Katrina Volunteers reflect on recent trip
RICHLAND, Wash. - Almost a year has gone by and victims of Hurricane Katrina continue to rebuild and restore the lives.
Members of a local church recently traveled to New Orleans to help rebuild homes. They said this experience has changed their life and said there is still a huge amount of clean up that needs to be done.
Ellen Marsh is one of the 12 volunteers. She said, "We live far away here in the Tri-Cities. We really don't understand what it's like to need fresh water, trying to get electricity, trying to deal with all of your personal belongings spoiled and rotting and gone."
Members of the West Side Church in Richland traveled to New Orleans this July and got their hands dirty for two weeks.
The local group helped gut the interior of nine homes devastated by last years hurricane. They said the experience was heart wrenching.
Marsh said, "There are a persons possessions. Their lives and we are taking their personal belongings to the street to be picked up by the trash. How would you feel if it were your possessions?"

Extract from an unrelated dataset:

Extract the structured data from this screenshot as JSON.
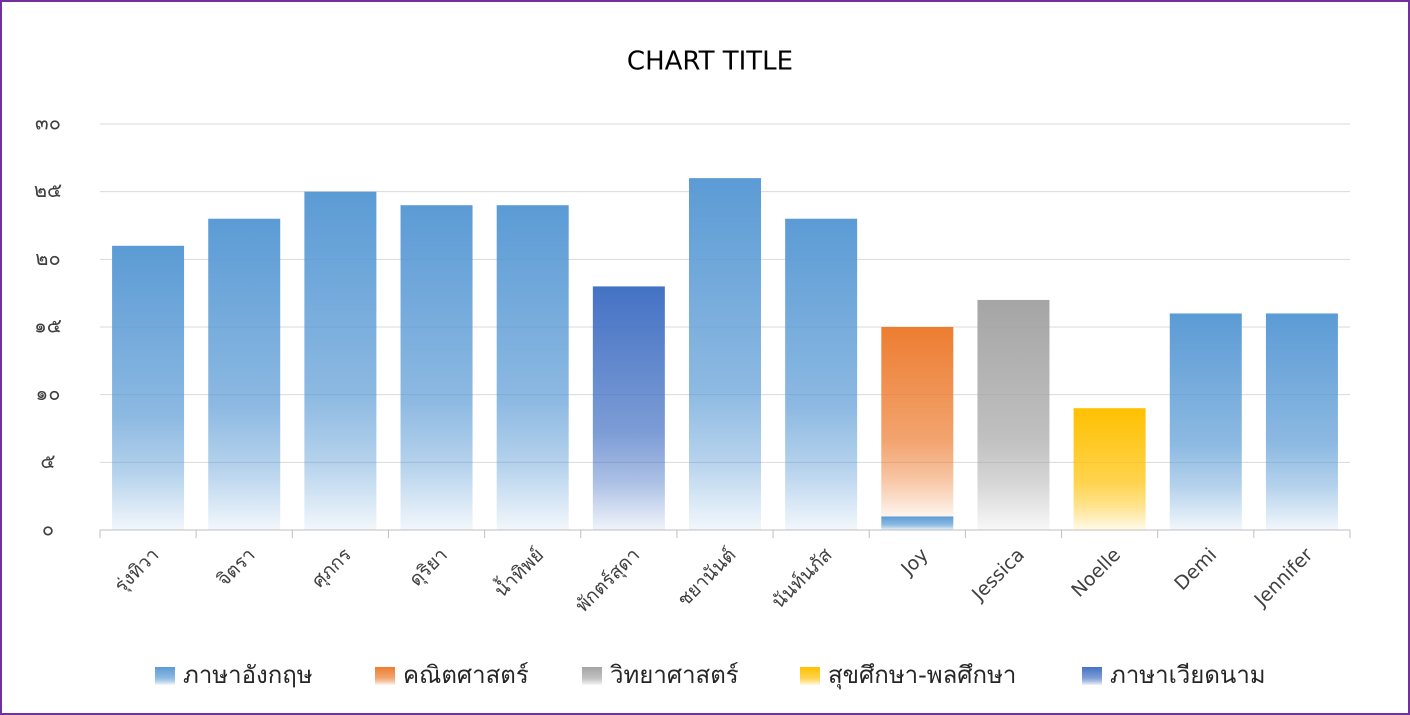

The tough emotional side is only one of many tasks that the volunteers had to endure. Marsh said, "The smell is probably the thing I will never be able to forget because even though we had the paper mask on the mold was that black mold and all the way up to the ceiling."
Many of the homes have not been touched since Katrina struck. The volunteers said there was mold and mildew covering everything in the homes.
Marsh said, "It was in the clothes that had been left in the dryer. It was in the washing machine, in the bowls in the cabinet, it was rancid."
The volunteers said many hurricane victims feel like they have been forgotten about and said still much work needs to be done.